At Carmen’s, we have stuffed cabbage, a bottle of decent red wine, followed by Linzer Torte and more coffee.  Eddie holds forth, speaking of anything and everything. He tells me that he knows Leonard Cohen and asks if I have listened to his first album, put out in 1967.  When I acknowledge this, he launches into a fascinating analysis of Cohen’s lyrics and why his “poetic mysticism” is so appealing to the ’60s generation. Eddie talks about the role of the artist, and his talk enthralls me, for I have never quite heard anything like this.  The excitement of his discourse matches the excitement of my youth, a world where all seems possible. We part well into the evening with no promise to meet again, both of us enjoying and living in only the moment.

Over the years, I saw Eddie Do-Nothing many times, never planned, always through chance encounters.  It was always understood that I would foot the bill for his indulgences and appetites in return for his humor and wisdom.  He came to be known as one of Montreal’s “characters,” featured in journalist Don Bell’s wonderful book about Montreal, Saturday Night at the Bagel Factory. Bell coined the name Eddie Do-Nothing.  

In 1976, I edited a literary magazine that featured many of the top poets and writers of that generation.  The magazine was a hit and, suddenly, my co-editors and I were sought after in the Montreal art scene. I gave Eddie a copy when I ran across him at Le Bistro one day, and we talked about the vagaries of artistic fame.  We lost touch with each other over the next several months, but then, one day, there was a knock on my door, and I opened it to find Eddie standing there, glancing covertly at me somewhat sheepishly. He had never visited me in my home before, and he stood there, eyes downcast, turning his worn cap around and around in his hands.  He handed me several sheets of construction paper — poems written in crayon and pencil, almost in a child’s hand.
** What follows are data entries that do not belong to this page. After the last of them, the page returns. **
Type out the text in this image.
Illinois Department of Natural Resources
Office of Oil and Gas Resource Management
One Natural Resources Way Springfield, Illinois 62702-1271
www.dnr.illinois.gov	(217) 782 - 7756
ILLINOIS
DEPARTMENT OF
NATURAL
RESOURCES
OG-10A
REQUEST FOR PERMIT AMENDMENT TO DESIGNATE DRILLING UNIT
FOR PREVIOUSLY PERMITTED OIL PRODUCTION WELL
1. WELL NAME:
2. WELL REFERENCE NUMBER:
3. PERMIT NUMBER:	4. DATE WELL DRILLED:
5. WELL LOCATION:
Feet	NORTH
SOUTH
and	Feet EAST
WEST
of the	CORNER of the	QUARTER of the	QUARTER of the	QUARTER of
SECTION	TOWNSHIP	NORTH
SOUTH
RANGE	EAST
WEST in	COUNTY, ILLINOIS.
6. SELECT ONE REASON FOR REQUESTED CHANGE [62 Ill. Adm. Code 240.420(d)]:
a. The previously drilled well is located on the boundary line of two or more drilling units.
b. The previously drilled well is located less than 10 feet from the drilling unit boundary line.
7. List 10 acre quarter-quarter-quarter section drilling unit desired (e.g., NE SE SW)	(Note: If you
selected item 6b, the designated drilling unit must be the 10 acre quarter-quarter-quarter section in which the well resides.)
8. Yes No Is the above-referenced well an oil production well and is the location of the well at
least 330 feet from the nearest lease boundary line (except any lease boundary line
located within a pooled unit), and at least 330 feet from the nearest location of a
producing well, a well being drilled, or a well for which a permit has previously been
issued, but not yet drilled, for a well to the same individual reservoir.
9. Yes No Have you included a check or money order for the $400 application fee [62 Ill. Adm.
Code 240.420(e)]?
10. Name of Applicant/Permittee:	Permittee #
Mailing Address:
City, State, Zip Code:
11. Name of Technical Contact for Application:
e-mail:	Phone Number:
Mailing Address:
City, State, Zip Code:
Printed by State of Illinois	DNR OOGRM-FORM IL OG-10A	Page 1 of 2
He smiled at me and asked if I could maybe do something with the poems, to maybe publish them, maybe to give him some fame and stature. I reread them, and most of them were sad, almost tragic ruminations on his life, his loneliness, and his lack of initiative.  They contained none of his humor, only the sadness. Technically, they were not very good, but I heard his voice in them, remembering our talks together.

Eddie Do-Nothing taught me one of life’s great lessons: to just BE, without ambition, purpose, or cause. He taught me that the flight of the imagination needs time to unfold, precious time that work, studies, and life robs us of.  For art to truly flourish, the artist has to unfurl himself in the moment, to truly live in it and be slothful, oblivious to Time and the demands of quotidian life. He taught me the gift of gab, taught me how each individual’s story matters as it joins that huge lexicon of words, the words of all those who have come before us and who have felt the necessity to tell their story.

I learned that Eddie Do-Nothing had hung himself in his room one day shortly thereafter.  There was no funeral, and I assume he was buried in a pauper’s grave — one of Montreal’s true icons.

And his poems?  I have done nothing with them except reread them at certain times — those moments when I want to take time out from my life, the chaos, the demands, and often the futility of it.

Sometimes just to sit, doing nothing, but only remember.